Tell me a little bit about the dslcollection. What is its motives?
We have been collecting over the last 30 years but the dslcollection only began 10 years ago. It focuses on contemporary Chinese art and has no limitations to media. The nature of the collection is to keep developing as the art scene grows. We find it very important that our collection and our habits keep up-to-date and are compatible with the contemporary. We use digital means as a tool of dissemination and source for new works and trends through our own networks. The collection consistently evolves as we sell 15% of it every year. What is key is that we keep it contemporary.
What is the opinion of your collection in the East and what is your understanding of the Chinese reaction?
We are privileged to find ourselves acting as mediators between the East and West. We are French collectors with a love for Chinese art. Therefore we share our perspectives with the East and introduce the West to its art. The Chinese are very appreciative of our efforts and the strength of our collection. I believe we have a mutual respect for one another. Our cultures share certain similarities; French and Chinese cultures are both old, with plenty of traditions and a lengthy history.
You recently published a book titled “dslcollection: A collection of Chinese contemporary art.” This is the third book that has now been published. Can you tell me a little bit more about it and how it came about?
This year is the tenth year of the dslcollection and we found this to be a great way of celebrating its achievements. We worked with curators to complete the book who were chosen because of the working relationship they have with some of our artists, both for international exhibitions and within China. The difference between this book and our previous ones is that over the years the collection has received more recognition and international exposure.
One of the aims of the collection from the very start was to make it accessible to the largest audience possible. We use all means to disseminate it and were the first to make our collection an online museum. The book is simply another way of reaching out to people.
How would you say your methods of dissemination have changed?
A book may be considered more traditional but to put things into perspective, the book sold 1,000 physical copies as opposed to an estimated 9,000 digital downloads. It can be obviously stated that the numbers vary greatly. Our methods need to meet the demand of the public and stay in line with the digital age.

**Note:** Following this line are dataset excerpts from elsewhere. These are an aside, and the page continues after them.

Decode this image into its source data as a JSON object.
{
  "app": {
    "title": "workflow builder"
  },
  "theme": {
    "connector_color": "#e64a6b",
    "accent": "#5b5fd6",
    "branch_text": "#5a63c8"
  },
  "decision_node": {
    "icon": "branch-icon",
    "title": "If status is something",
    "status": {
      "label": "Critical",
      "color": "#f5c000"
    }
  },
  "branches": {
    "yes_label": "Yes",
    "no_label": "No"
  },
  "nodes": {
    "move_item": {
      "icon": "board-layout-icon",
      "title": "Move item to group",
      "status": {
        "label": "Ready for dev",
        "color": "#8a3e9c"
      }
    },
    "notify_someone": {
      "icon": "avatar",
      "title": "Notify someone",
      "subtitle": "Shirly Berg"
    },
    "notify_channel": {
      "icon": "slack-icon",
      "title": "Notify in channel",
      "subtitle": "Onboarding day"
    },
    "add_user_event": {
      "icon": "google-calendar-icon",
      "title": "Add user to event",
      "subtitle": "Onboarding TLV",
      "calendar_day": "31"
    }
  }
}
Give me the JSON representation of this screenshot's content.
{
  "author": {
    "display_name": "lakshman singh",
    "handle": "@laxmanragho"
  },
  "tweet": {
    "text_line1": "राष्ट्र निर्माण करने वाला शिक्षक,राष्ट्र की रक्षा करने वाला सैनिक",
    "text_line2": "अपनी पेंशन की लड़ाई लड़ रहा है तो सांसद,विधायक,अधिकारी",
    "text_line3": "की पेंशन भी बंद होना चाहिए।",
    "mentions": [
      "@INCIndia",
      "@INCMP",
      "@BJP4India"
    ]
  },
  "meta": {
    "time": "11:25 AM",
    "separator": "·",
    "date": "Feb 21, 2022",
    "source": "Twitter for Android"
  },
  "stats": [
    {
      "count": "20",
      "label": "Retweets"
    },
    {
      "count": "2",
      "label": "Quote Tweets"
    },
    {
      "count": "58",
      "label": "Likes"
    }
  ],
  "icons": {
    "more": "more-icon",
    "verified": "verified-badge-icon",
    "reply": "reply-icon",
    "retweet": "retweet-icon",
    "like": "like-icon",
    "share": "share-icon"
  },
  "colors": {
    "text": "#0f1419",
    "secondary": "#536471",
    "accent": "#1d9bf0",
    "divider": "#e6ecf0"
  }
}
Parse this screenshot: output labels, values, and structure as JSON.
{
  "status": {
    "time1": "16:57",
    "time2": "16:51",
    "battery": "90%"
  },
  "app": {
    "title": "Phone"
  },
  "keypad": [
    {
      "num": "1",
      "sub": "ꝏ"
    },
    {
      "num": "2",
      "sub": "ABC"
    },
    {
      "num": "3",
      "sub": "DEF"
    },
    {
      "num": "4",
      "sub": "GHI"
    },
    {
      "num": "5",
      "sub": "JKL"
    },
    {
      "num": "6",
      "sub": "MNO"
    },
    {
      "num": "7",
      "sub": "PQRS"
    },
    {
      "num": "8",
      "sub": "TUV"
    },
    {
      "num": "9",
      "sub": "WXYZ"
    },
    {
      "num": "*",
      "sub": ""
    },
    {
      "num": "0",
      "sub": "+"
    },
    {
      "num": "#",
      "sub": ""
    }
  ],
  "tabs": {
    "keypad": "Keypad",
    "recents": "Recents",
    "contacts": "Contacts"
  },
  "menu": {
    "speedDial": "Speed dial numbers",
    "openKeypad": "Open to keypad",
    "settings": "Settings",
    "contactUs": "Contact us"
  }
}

As is applicable with the internet nowadays, information is much more ephemeral in nature and people tend to have shorter concentration spans. Our collection needs to cater to this. Information needs to be visually dynamic to keep our audience engaged. People’s tendencies have changed and so have their perceptions. Online is where they feel most comfortable. They have digital adaptations of themselves and we have to develop our methods to cater to their comfort zones. Information needs to be made concise, direct and visually gripping.
Has the book helped identify trends or developments within the collection?
Absolutely, the book has helped to identify visual transitions. It demonstrates how the collection has matured and developed over time while also indicating the practice of contemporary artists. It acts simultaneously as an archive and point of reference. It is a visual record of artists and their artworks.
How do you predict the collection will develop in the future? Has anything in particular caught your attention during your visits to the art fairs?
I was recently at Art Basel in Hong Kong which is always a very interesting place to be – it is where the East and West meet. It is a good platform upon which to see new perspectives and explore new possibilities. But this year, there was no “WOW” factor. Everyone seems to be playing it safe and focusing on sales. There was nothing challenging about it.
In regards to the collection it is very hard to tell. We are constantly on the look-out for new art and constantly looking for new ways of developing. We are looking for the contemporary.